Source: The Inner Path of Knowledge Creation by Joseph Jaworski (Berrett-Koehler, 2012)
What are the big take-aways?
Jaworkski, author of Synchronicity and co-author of Presence – both of which are best-sellers – takes his exploration of leadership creativity and complexity to a new level in this difficult yet rewarding book.
Using examples from personal experience, powerful stories from others, and cutting-edge research from a variety of fields including quantum physics, Jaworski asserts that profoundly creative, “shockingly effective” leadership stems from a recognition of – and an ongoing type of dialogue with – what he calls Source. Declining to attempt to define Source, Jaworksi focuses on how to connect with it. He does, however, offer these clarifying Four Principles in these words:
- There is an open and emergent quality to the universe.
- The universe is a domain of undivided wholeness; both the material world and consciousness are parts of the same undivided whole.
- There is a creative Source of infinite potential enfolded in the universe.
- Humans can learn to draw from the infinite potential of the Source by choosing to follow a disciplined path toward self-realization and love, the most powerful energy in the universe.
Why do I like it?
I like it when my mind is stretched and my beliefs are challenged by smart contemporary philosophers of leadership, especially when their ideas are tantalizing and their aim is positive global transformation. I also like to explore the multiple intersections between Eastern and Western philosophy, psychology, body-mind connection, spirituality, and the mysteries of extraordinary human performance. If this combination is your cup of tea, too, I recommend Source.
In what situations would this be useful?
Source: The Inner Path of Knowledge Creation tells the story of the author’s sophisticated search to comprehend the hidden dynamics of how high-functioning individuals reach incredible heights of innovation, insight and foresight. This book would be useful to any leader who is interested in others’ intellectual journeys, and who is open to at least considering the mystical discoveries the author describes.
One of the key conclusions Jaworksi offers is that there may be a developmental level of leadership beyond the already-very-mature stage of “servant leadership” as posited by Robert Greenleaf (see “The Servant as Leader,” previously reviewed here in the Leadership Library). Jaworski suggests that there may be a further class of “Renewing Leaders” who “embody the characteristics and values of servant leaders but have matured to a more comprehensive and subtle level of development” (p. 55). He continues:
They exhibit a capacity for extraordinary functioning and performance. At the heart of this kind of performance is a capacity for tacit knowing that can be used for breakthrough thinking, strategy formation, operational excellence, and innovation, including envisioning and creating the kind of organization or society we desire….[They] hold the conviction that there is an underlying intelligence in the universe that is capable of guiding us and preparing us for the futures we must create.
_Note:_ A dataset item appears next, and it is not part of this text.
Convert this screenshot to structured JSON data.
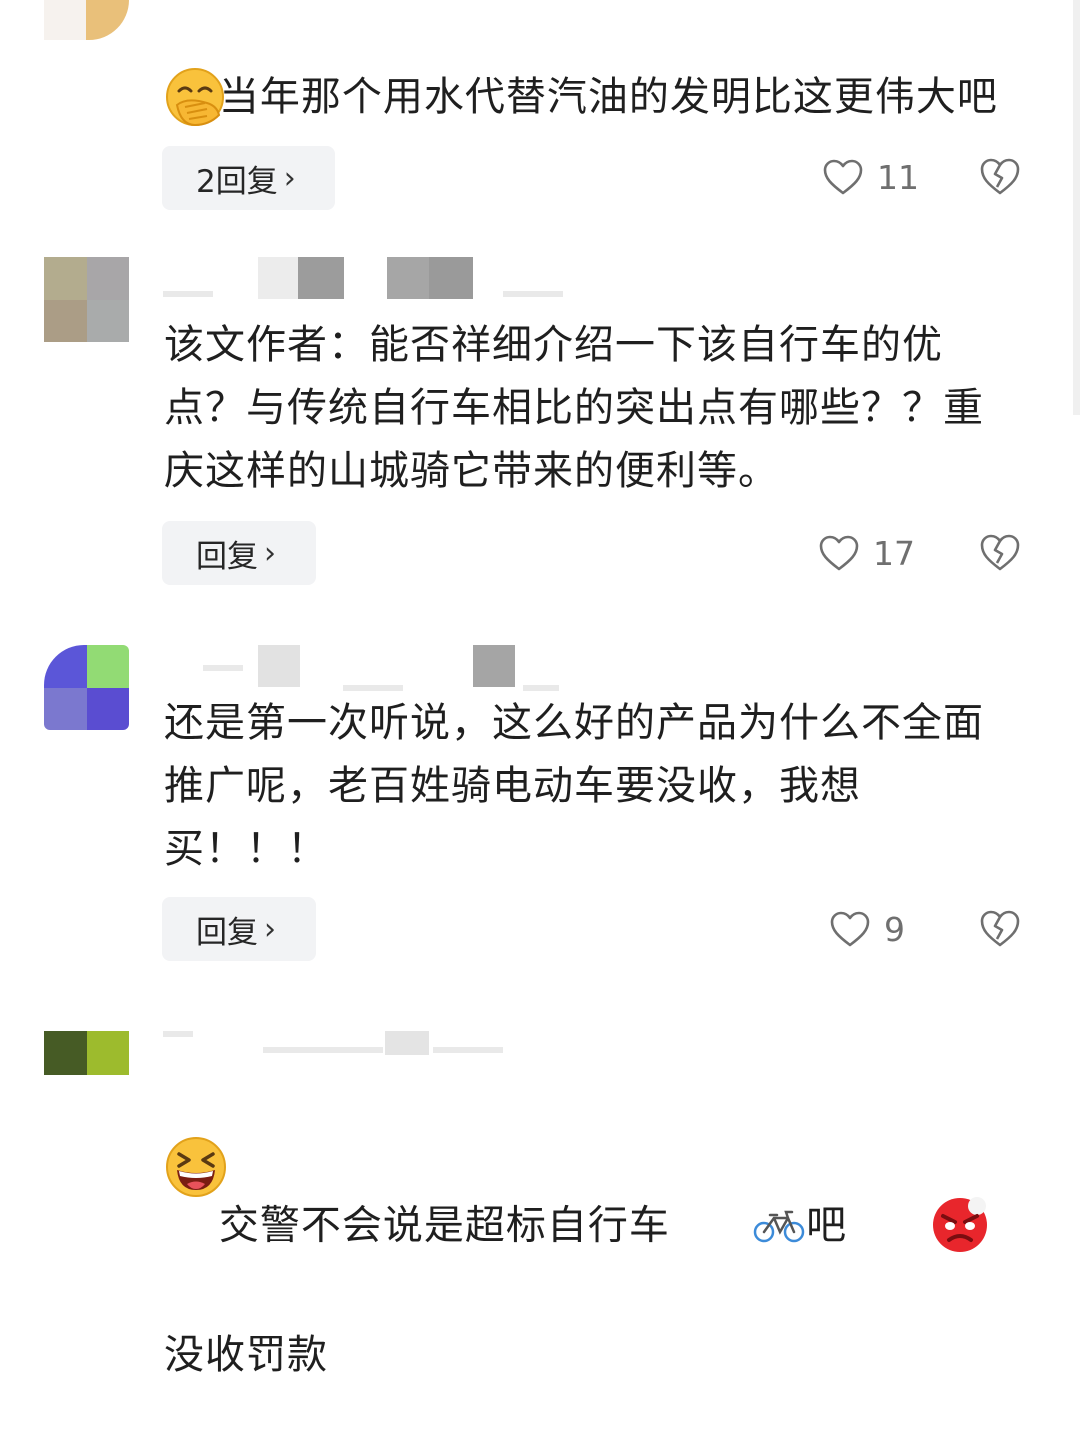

If this profile of “Renewing Leaders” intrigues or describes you, Source would likely be of use.
What other resources might “pair” well with it?
I would start by looking at Jaworki’s bibliography to follow up on the leads which provoke your curiosity the most. Beyond that, if the spiritual aspect of human development explored this book is what engages you, you might take a look at Richard Rohr’s intense Falling Upward: A Spirituality for the Two Halves of Life (Jossey-Bass, 2011), and/or the classic practice guide to meditation by Jon Kabat-Zinn, Wherever You Go, There You Are (Hyperion, 1994). If the psychology-of-leadership dimension of Source is what grabs you, a good pragmatic choice would be Leadership Agility: Five Levels of Mastery for Anticipating and Initiating Change by Joiner and Josephs (previously reviewed in the Leadership Library).